[daip] installation problem on linux
Eric Greisen
egreisen at nrao.edu
Fri Jun 8 12:10:18 EDT 2007
Daniel J. Popowich writes:
>
> Eric Greisen writes:
> > The users will care about permissions (group write) only on the DA00
> > and DATA areas. Group write on the source code and even the system
> > processes will allow others to modify the code which you may or may
> > not want. As long as you can modify the code when you run MNJs all is
> > well.
If you have installed the development version (31DEC07) you do know
about the midnight job I hope. It is a script that will update your
systems to fix bugs that we have found, introduce new capabilities,
and of cource new bugs.

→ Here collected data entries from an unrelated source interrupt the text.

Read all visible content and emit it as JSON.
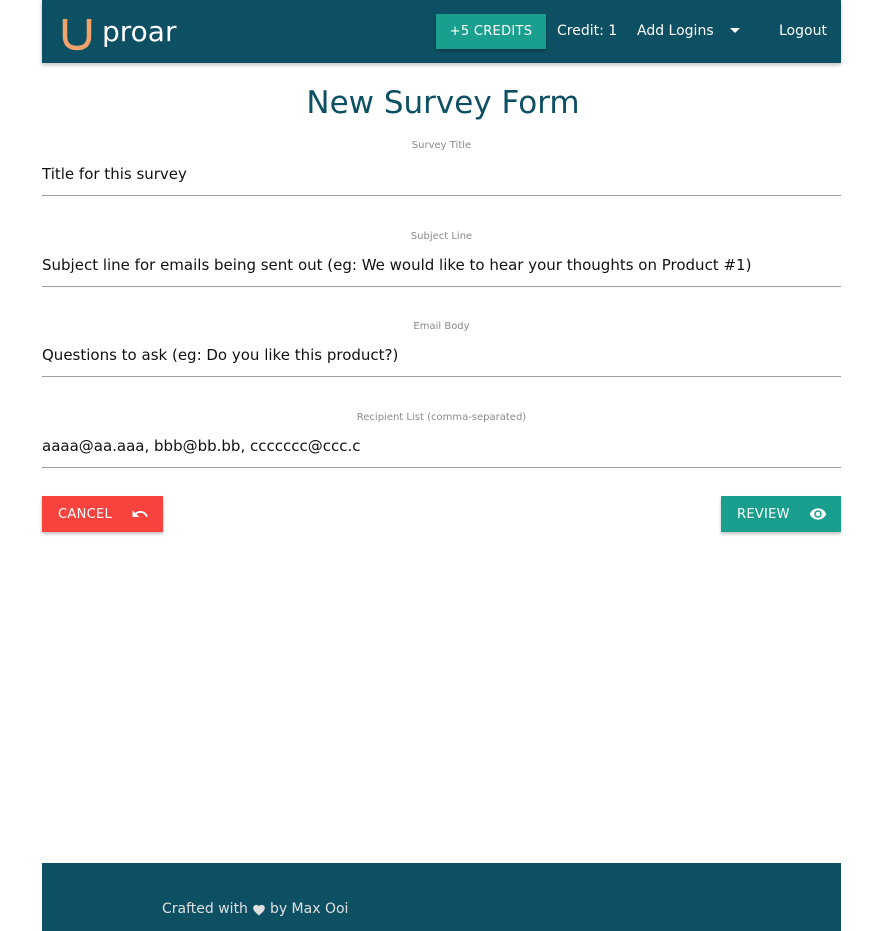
{
  "app": {
    "name": "proar"
  },
  "nav": {
    "credits_button": "+5 CREDITS",
    "credit_count": "Credit: 1",
    "add_logins": "Add Logins",
    "logout": "Logout"
  },
  "page": {
    "title": "New Survey Form"
  },
  "form": {
    "fields": [
      {
        "label": "Survey Title",
        "placeholder": "Title for this survey",
        "value": ""
      },
      {
        "label": "Subject Line",
        "placeholder": "Subject line for emails being sent out (eg: We would like to hear your thoughts on Product #1)",
        "value": ""
      },
      {
        "label": "Email Body",
        "placeholder": "Questions to ask (eg: Do you like this product?)",
        "value": ""
      },
      {
        "label": "Recipient List (comma-separated)",
        "placeholder": "",
        "value": "aaaa@aa.aaa, bbb@bb.bb, ccccccc@ccc.c"
      }
    ],
    "cancel_label": "CANCEL",
    "cancel_icon": "undo-icon",
    "review_label": "REVIEW",
    "review_icon": "eye-icon"
  },
  "footer": {
    "prefix": "Crafted with",
    "suffix": "by Max Ooi",
    "icon": "heart-icon"
  },
  "colors": {
    "primary": "#0d4f63",
    "accent": "#1a9f8f",
    "danger": "#f7423d",
    "logo": "#f0a36b"
  }
}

It is a very small group these days so things
move slowly, but they do move. A MNJ can be run by cron (we do it
1/day) but 1/week or even month might be more sensible or it can be
run by hand when you remember.
I don't know why install.pl does not do chgrp's - perhaps because they
would all have to be calls to system since the perl function would
have to know your uid number and the desired group's ID number and
then might still get permission troubles (setting uid being a root
thing and we have learned that we have to forbid root). I did not
write the initial install.pl - I just get to fix and enhance it.
>
> Thanks for your help. A few more questions and I think I'll be on my
> way. (FYI: I'm the linux system admin/programmer for our department,
> not an astronomer, so my questions are coming from a non-aips-user
> point of view.)
>
>
> 1. When starting aips a user gets prompted for their user id. Is this
> their unix UID?
It is any number from 2 to (36**3 - 1). If they are on their
own workstations, then they should feel free to use more than one
number. AIPS' file system is rather flat and this allows the user to
keep projects separate. If they are on a "public" machine (> 1 user)
then they need to negotiate some numbering schem to avoid conflict.
NRAO assigns user numbers for that purpose. The user number list is
in 31DEC07/DOC/TEXT/USERNO.LIS if that is of any help.
>
> 2. When running SYSETUP for a new host, a directory is created under
> DA00 for that host. I want to make sure I've sized my NFS server
> properly...what kind of space should I allocate per-host? Does
> this directory grow in any significant way?
It would be better if you created that durectory as an ln -s to a real
directory on the users machine before running SYSETUP. Thus if
primate is a user machine (mine actually)
cd /home/primate
mkdir AIPS
mkdir AIPS/PRIMATE
mkdir AIPS/PRIMATE_1
touch AIPS/PRIMATE_1/SPACE
cd /home/primate2
mkdir AIPS
mkdir AIPS/PRIMATE_2
touch AIPS/PRIMATE_2/SPACE
cd $AIPS_ROOT/DATA
ln -s /home/primate/AIPS/PRIMATE_1 PRIMATE_1
ln -s /home/primate2/AIPS/PRIMATE_2 PRIMATE_2
cd ../DA00
ln -s /home/primate/AIPS/PRIMATE PRIMATE
SYSETUP PRIMATE
>
> 3. Also when running SYSETUP for a host (say, $HOST) in $NET0/$HOST a
> couple of symbolic links (GRD000000; and PWD000000;) are created
> pointing to files in $NET0/$MASTER, where $MASTER is the master
> host you specify when running the script.
>
> a) Do these two files need to be writable by the aipsuser group?
All files in the $NET0/$HOST areas need to be group writable.
>
> b) What are these shared files?
They are the gripe file (users may enter a grip which is kept
locally in the GR file and also e-mailed to us) but users these days
usually just e-mail to daip at nrao.edu directly.
The second is a password file, but I do not know any user that
bothers with this either. User 1 has a well-known password AMANAGER
and special privileges to act as system manager.